In some ways, he was following in Abraham’s. Creating a new religion is a lot like jazz, which is a journey, and when you start playing, you never really know where you are going to end up. You have to trust that things will work out. Abraham set out to make something different, something of his own.
It’s similar with cooking, another passion of mine. I remember when I was little, visiting my grandmother in Texas, we were in the kitchen and she was about to make some matza brei – a family classic along with her brisket – and she asked me if I wanted to help. I remember breaking the matza and cracking some eggs and thinking how much fun this was, and before you know it, voila, we had a delicious family breakfast. From that point on, my passion for cooking was sparked. I just love to cook and sometimes make dinners for the family on my own.
My specialty is steak and potatoes.
I also love to bake cakes, tarts, souffles, and other desserts.
Overall, I believe I can totally relate to Abraham in my portion, who had a creative vision and set out into the world in order to pursue it. The words used by God were “Lech Lecha” – “Go forth.” But the second word also means “to yourself.” In leaving home and pursuing a creative vision, Abraham was also discovering things about himself. When I create things in the workshop or the kitchen or even on the piano, I learn more and more about myself, as well as the world around me.

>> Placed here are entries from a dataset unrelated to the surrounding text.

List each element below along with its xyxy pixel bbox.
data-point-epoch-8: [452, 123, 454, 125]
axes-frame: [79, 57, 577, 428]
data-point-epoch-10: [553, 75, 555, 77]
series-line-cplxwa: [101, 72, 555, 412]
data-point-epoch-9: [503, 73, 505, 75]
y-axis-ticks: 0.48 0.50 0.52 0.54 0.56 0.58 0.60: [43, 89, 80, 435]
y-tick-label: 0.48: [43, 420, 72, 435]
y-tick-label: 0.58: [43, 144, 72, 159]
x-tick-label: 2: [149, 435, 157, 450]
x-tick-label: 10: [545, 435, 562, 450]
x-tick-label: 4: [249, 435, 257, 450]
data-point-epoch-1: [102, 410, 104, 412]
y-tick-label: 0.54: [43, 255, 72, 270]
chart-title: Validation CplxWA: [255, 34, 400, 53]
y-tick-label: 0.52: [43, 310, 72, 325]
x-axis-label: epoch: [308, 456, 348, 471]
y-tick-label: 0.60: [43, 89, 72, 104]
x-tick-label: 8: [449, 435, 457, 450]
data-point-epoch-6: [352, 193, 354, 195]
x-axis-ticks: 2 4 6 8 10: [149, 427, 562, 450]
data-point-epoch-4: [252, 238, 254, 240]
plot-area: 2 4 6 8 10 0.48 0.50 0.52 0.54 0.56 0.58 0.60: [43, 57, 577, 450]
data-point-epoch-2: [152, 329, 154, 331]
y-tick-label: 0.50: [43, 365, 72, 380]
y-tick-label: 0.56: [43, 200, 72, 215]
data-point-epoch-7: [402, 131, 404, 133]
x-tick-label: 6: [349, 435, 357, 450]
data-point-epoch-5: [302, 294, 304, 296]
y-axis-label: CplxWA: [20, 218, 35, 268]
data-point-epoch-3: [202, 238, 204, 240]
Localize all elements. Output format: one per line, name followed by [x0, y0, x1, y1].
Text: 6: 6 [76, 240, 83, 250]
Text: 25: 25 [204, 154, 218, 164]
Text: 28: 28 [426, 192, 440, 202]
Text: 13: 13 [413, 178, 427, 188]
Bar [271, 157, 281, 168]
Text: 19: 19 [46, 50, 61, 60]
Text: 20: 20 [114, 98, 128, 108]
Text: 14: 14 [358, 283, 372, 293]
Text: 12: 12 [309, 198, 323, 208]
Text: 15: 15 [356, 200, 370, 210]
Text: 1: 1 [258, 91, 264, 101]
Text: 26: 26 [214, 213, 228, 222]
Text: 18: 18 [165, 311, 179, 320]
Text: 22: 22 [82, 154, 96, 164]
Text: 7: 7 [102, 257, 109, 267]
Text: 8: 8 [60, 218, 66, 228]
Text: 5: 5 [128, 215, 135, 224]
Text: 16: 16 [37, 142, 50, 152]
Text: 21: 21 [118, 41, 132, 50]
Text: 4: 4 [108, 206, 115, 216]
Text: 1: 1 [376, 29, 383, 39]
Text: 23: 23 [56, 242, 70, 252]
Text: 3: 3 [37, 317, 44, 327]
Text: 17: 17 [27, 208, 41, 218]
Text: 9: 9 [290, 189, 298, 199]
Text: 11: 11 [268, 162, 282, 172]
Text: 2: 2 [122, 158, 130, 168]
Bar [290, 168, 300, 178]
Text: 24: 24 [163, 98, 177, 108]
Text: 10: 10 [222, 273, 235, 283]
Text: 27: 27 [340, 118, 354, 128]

For my mitzvah project, I have chosen to help a great local nonprofit organization called Lucky Dog Refuge, which helps dogs that are sick, hurt, or have been abandoned. Lucky Dog relies on volunteers to help make sure the dogs get exercise and learn to socialize. My mom and I recently went to Lucky Dog and played with Bess and Blair, two puppies who had just arrived from unsafe conditions in Alabama. I am happy to report that they were adopted shortly after by families in the area. I will be collecting Benebones, pill pockets, bully sticks, and fishskin treats for the rescue dogs to enjoy.